My parents divorced when I was very young. Like your son and ex-daughter in-law, my parents both transgressed against one another, and had lots of hurt feelings and resentments. But I didn't know this until I was in my twenties and I asked my grandmother what had caused them to split up. My parents kept any negative feelings about one another to themselves, and in fact continued to celebrate holidays together with my brother and I (along with their new spouses) for many years. I grew up forming my own opinions about my parents, some of which were favorable and some that weren't, but all of which were based on how I saw them treat one another and everyone else around them, and not on what they said about each another.
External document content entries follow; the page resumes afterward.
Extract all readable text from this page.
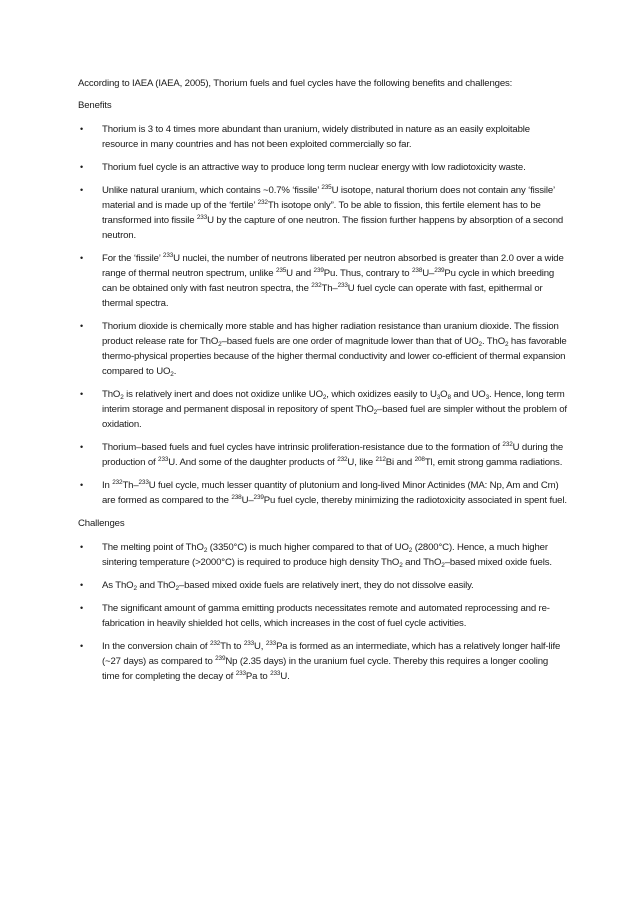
According to IAEA (IAEA, 2005), Thorium fuels and fuel cycles have the following benefits and challenges:

Benefits

• Thorium is 3 to 4 times more abundant than uranium, widely distributed in nature as an easily exploitable resource in many countries and has not been exploited commercially so far.
• Thorium fuel cycle is an attractive way to produce long term nuclear energy with low radiotoxicity waste.
• Unlike natural uranium, which contains ~0.7% ‘fissile’ $^{235}$U isotope, natural thorium does not contain any ‘fissile’ material and is made up of the ‘fertile’ $^{232}$Th isotope only”. To be able to fission, this fertile element has to be transformed into fissile $^{233}$U by the capture of one neutron. The fission further happens by absorption of a second neutron.
• For the ‘fissile’ $^{233}$U nuclei, the number of neutrons liberated per neutron absorbed is greater than 2.0 over a wide range of thermal neutron spectrum, unlike $^{235}$U and $^{239}$Pu. Thus, contrary to $^{238}$U–$^{239}$Pu cycle in which breeding can be obtained only with fast neutron spectra, the $^{232}$Th–$^{233}$U fuel cycle can operate with fast, epithermal or thermal spectra.
• Thorium dioxide is chemically more stable and has higher radiation resistance than uranium dioxide. The fission product release rate for ThO$_2$–based fuels are one order of magnitude lower than that of $UO_2$. ThO$_2$ has favorable thermo-physical properties because of the higher thermal conductivity and lower co-efficient of thermal expansion compared to $UO_2$.
• ThO$_2$ is relatively inert and does not oxidize unlike $UO_2$, which oxidizes easily to $U_3O_8$ and $UO_3$. Hence, long term interim storage and permanent disposal in repository of spent ThO$_2$–based fuel are simpler without the problem of oxidation.
• Thorium–based fuels and fuel cycles have intrinsic proliferation-resistance due to the formation of $^{232}$U during the production of $^{233}$U. And some of the daughter products of $^{232}$U, like $^{212}$Bi and $^{208}$Tl, emit strong gamma radiations.
• In $^{232}$Th–$^{233}$U fuel cycle, much lesser quantity of plutonium and long-lived Minor Actinides (MA: Np, Am and Cm) are formed as compared to the $^{238}$U–$^{239}$Pu fuel cycle, thereby minimizing the radiotoxicity associated in spent fuel.

Challenges

• The melting point of ThO$_2$ (3350°C) is much higher compared to that of $UO_2$ (2800°C). Hence, a much higher sintering temperature (>2000°C) is required to produce high density ThO$_2$ and ThO$_2$–based mixed oxide fuels.
• As ThO$_2$ and ThO$_2$–based mixed oxide fuels are relatively inert, they do not dissolve easily.
• The significant amount of gamma emitting products necessitates remote and automated reprocessing and re-fabrication in heavily shielded hot cells, which increases in the cost of fuel cycle activities.
• In the conversion chain of $^{232}$Th to $^{233}$U, $^{233}$Pa is formed as an intermediate, which has a relatively longer half-life (~27 days) as compared to $^{239}$Np (2.35 days) in the uranium fuel cycle. Thereby this requires a longer cooling time for completing the decay of $^{233}$Pa to $^{233}$U.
I also grew up believing that it is possible to be friends and still enjoy some of the parts you liked about your ex when you aren't in love anymore. I love both of my parents tremendously and feel really grateful that they were able to set aside their issues with one another and focus on doing a good job of parenting my brother and me instead of making it all about them. Please share this with your son and ex-daughter in-law if you think it will help.
posted by ezrainch at 1:40 PM on November 13, 2011

Which is more important: Hating the ex, or loving the kids? Can't have it both ways.
posted by Sys Rq at 2:08 PM on November 13, 2011 [2 favorites]

Best answer: This appears to be a good resource (about parenting after separation more broadly, but does give the advice for parents not to snipe about the other parent, and lists that in the top 10 'mistakes'.)

I only just realised that your son and daughter-in-law divorced five years ago! While I could understand parents might do these kind of things because they couldn't control their negative emotions in the first couple of months after a separation, by five years they are clearly invested in this pattern of behaviour. I hope that you succeed in finding a way to get through to them that their behaviour is not appropriate and is likely to be harmful to their kids (and to their future relationships with their kids).